In reply to Grobb, May 7, 2013

tron555 wrote:

Its because people thinking about getting a m4/3 camera and come across a post like this: http://www.dpreview.com/forums/post/51378681 That entire thread is all about people trying to figure out which apertures and focal lengths each of their very expensive lenses take sharp images?!?! It seems like you can’t get a good current m4/3 camera, buy 2 good lenses (short/long) and get sharp images from corner to corner. It seems from reading that entire thread that you need at least 4-5 expensive lenses to cover all your needs. Is it possible some people are coming to the conclusion that sure, you can spend $4-600 on a very good m4/3 camera, BUT you need to spend at least another $1-1,500 (or more) on an entire arsenal of specialized lenses? That is the only thing stopping me from purchasing my first m4/3 (E-PL5) right now. Is it not possible to just have a short/long range reasonably prices lenses and get reasonably sharp images from corner to corner across the focal range? If no, this makes purchasing a m4/3 camera system a very costly and complicated process. Especially from people coming from fixed lens camera's that do not have to contend with those kind of issues or expenses and possibly frustrations.

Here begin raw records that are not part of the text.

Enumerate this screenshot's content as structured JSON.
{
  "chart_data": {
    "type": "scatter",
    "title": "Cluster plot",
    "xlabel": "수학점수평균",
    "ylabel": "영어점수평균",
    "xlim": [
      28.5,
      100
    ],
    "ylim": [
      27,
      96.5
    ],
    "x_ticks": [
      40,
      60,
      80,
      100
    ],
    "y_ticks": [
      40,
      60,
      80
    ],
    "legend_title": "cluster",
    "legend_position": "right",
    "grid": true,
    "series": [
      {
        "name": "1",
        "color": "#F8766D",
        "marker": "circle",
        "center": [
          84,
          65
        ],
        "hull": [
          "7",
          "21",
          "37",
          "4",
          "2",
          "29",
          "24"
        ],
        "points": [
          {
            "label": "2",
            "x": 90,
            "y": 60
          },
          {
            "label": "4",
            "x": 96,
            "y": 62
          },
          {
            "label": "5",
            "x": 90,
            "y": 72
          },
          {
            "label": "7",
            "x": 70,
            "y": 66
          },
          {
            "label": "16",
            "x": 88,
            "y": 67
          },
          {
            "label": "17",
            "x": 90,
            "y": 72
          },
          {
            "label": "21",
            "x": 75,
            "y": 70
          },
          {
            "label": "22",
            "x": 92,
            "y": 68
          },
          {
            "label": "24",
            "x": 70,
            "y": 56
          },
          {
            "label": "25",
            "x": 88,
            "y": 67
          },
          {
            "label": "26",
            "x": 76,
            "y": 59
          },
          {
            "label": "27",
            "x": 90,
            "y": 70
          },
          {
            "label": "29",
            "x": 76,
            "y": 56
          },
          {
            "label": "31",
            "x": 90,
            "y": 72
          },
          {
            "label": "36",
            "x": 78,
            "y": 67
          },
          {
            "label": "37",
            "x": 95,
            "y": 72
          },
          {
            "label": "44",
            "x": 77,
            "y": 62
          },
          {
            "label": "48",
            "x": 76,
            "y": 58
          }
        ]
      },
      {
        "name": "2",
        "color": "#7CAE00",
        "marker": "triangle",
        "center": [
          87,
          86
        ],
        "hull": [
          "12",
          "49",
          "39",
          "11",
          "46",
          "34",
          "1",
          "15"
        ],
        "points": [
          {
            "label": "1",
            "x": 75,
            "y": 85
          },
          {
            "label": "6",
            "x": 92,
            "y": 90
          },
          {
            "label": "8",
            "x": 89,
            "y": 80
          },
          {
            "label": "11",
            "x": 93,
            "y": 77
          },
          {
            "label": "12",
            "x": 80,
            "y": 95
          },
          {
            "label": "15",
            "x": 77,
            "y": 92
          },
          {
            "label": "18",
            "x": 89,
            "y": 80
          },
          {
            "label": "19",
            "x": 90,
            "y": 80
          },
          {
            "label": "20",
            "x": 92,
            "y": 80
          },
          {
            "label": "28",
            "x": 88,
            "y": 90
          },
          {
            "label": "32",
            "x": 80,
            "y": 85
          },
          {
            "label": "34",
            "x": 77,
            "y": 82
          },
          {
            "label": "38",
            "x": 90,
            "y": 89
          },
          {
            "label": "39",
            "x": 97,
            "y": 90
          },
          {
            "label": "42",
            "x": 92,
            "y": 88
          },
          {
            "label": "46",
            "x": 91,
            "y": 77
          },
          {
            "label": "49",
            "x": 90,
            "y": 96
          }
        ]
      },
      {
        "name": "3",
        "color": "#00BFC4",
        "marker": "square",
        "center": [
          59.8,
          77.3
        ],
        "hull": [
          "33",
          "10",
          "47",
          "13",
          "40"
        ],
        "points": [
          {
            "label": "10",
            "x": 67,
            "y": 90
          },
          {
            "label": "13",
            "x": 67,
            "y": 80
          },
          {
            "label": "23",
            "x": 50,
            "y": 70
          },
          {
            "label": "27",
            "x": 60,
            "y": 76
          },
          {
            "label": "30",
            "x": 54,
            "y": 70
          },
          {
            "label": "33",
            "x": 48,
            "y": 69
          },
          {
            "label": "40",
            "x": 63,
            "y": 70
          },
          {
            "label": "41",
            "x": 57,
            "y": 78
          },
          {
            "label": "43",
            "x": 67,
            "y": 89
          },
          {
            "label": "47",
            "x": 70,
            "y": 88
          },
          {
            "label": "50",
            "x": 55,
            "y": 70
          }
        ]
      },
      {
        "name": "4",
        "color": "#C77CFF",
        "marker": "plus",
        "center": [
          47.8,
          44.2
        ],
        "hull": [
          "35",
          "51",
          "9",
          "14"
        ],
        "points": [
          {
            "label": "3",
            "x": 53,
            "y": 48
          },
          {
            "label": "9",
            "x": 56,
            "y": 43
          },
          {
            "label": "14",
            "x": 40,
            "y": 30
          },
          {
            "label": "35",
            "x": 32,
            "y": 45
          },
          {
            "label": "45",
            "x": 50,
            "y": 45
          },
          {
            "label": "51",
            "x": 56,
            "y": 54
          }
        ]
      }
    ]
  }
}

The line of reasoning promoted in the text above is not at all typical of how users are making decisions about what camera, which lenses, or what system to buy into. You are way over thinking the process (and speculating without supporting data) and then drawing unfounded conclusions about purchasing decisions.

The idea that you can't get reasonably sharp images from any particular M43 lens (with the exception of the 15mm Oly) is baseless. Even the lowly regarded Oly 17mm and 14-42 kit lenses are capable of printing up to 13"x19" with acceptable results.